Many financial companies realize the value their executive and senior management contribute to the business’s ongoing profitability and performance. Whether a bank, credit union or brokerage firm has five employees or 55,000 employees, the concerns about business interruptions upon the death of a key employee exist. One way to mitigate this concern is through bank-owned life insurance policies on these key employees. This insurance also allows companies to offset benefits paid to key employees.

Definition

Bank-owned life insurance refers to the whole life or permanent life insurance policies that financial institution employers purchase to insure the lives of key executives and reduce the financial impact of a key executive’s death on the institution. Only financial institutions -- banks, brokerage firms, mortgage lenders, credit unions -- offer bank-owned life insurance. The employee does nothing. The employer does everything -- writes the policy, owns the policy, makes the premium payments and serves as the policy’s beneficiary. BOLI is a company asset, not an employee benefit. However, in rare cases, a company may agree to split the BOLI policy’s death benefits, in a separate agreement called a split agreement, with the key executive’s estate.

Function

Although BOLIs operate distinctly apart from any benefit obligation created on behalf of the key executive, a financial institution may use BOLI to offset and recoup all or some of the cost of a key employee’s health and welfare benefits, retirement benefits and supplemental income. Unlike regular life insurance provided for the benefit of the employee, the employer does not pay taxes on bank-owned life insurance.
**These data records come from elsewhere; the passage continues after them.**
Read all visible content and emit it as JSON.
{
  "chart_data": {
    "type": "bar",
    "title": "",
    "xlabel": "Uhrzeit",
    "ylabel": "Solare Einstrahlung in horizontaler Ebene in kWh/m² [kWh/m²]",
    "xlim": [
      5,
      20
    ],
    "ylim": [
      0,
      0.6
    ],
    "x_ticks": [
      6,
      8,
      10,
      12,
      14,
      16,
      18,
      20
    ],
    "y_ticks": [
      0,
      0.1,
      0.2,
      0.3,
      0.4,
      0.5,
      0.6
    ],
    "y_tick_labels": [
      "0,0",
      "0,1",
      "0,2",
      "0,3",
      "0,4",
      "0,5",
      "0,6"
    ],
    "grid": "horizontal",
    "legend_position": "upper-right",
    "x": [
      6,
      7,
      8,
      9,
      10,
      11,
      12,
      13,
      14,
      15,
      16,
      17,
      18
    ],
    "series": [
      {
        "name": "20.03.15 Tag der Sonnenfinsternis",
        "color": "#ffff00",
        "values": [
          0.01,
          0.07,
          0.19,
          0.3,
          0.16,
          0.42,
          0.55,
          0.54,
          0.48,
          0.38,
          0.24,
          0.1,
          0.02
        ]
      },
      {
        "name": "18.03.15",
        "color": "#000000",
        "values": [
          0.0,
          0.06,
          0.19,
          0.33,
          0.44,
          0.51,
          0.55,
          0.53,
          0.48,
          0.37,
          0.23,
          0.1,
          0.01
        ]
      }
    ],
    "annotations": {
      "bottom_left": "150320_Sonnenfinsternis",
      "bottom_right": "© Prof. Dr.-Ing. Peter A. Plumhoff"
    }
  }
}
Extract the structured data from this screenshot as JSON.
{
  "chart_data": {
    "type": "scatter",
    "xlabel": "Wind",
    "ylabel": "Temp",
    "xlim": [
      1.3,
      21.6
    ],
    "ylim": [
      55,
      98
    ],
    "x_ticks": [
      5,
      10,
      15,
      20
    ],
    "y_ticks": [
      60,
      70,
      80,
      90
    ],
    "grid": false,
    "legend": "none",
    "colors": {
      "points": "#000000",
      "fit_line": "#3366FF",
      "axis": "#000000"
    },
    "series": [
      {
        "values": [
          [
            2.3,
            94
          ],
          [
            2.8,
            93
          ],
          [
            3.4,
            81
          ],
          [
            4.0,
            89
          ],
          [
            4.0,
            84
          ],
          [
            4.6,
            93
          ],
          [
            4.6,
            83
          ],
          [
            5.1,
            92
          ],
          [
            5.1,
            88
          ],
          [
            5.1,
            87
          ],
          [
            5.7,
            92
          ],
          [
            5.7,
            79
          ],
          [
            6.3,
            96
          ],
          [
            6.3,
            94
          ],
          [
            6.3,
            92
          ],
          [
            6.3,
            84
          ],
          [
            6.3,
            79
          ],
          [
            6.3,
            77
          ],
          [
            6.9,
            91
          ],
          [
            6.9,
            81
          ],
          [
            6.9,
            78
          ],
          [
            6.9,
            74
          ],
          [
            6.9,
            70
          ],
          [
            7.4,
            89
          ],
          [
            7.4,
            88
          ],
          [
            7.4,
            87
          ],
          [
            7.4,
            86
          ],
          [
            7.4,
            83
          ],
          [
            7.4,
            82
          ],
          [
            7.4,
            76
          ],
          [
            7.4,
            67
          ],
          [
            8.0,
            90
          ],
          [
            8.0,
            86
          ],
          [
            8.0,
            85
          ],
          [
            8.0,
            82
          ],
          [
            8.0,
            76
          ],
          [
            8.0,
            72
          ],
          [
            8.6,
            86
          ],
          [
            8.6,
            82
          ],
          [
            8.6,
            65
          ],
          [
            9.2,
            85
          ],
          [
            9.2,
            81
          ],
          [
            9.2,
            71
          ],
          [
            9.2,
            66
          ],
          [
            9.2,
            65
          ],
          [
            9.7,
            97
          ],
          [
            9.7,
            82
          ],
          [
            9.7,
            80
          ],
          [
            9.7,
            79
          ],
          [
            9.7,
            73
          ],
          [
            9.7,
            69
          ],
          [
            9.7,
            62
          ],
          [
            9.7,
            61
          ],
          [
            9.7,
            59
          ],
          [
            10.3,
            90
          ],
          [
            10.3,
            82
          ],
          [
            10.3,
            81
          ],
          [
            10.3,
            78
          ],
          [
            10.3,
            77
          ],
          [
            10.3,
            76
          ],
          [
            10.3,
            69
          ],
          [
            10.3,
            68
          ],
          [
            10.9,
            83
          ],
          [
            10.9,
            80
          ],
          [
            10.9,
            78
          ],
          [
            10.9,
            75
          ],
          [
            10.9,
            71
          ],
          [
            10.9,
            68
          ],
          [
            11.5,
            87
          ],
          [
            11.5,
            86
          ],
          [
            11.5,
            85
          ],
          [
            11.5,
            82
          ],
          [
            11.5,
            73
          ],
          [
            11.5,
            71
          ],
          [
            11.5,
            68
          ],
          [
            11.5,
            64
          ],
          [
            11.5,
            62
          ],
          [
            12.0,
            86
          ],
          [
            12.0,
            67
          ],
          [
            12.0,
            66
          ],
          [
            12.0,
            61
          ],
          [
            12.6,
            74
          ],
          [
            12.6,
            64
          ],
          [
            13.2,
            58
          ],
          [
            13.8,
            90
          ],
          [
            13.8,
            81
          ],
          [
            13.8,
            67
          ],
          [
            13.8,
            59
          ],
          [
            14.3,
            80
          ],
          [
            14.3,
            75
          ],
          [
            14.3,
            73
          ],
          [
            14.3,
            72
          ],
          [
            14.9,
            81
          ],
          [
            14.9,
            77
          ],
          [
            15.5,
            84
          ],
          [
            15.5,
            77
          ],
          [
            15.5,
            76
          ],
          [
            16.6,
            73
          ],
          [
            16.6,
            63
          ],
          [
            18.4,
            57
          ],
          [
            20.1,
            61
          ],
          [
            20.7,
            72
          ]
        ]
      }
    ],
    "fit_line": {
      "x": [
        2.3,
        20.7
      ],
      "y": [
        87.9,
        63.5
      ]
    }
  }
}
Thus, BOLI helps employers mitigate the increasing costs of employee benefits.

SERP

One way that executive employees of financial institutions benefit from a BOLI policy is through a supplemental executive retirement plan. Although the use of separate split agreements may be rare, many financial institutions would not offer a SERP without the use of a BOLI to offset its cost. A supplemental executive retirement plan is a deferred compensation agreement in which a financial institution agrees to provide supplemental retirement income to its key executives and their families if the executives meet specific eligibility and vesting conditions. The BOLI’s cash value funds the SERP.

Non-Financial Corporations

Only financial institutions can take advantage of bank-owned life insurance, hence the name. Financial institutions have characteristics that make them very different from non-financial corporations. However, BOLI does have a sister offering with different rules and requirements: corporate-owned life insurance, which non-financial companies may utilize to cover their key executives.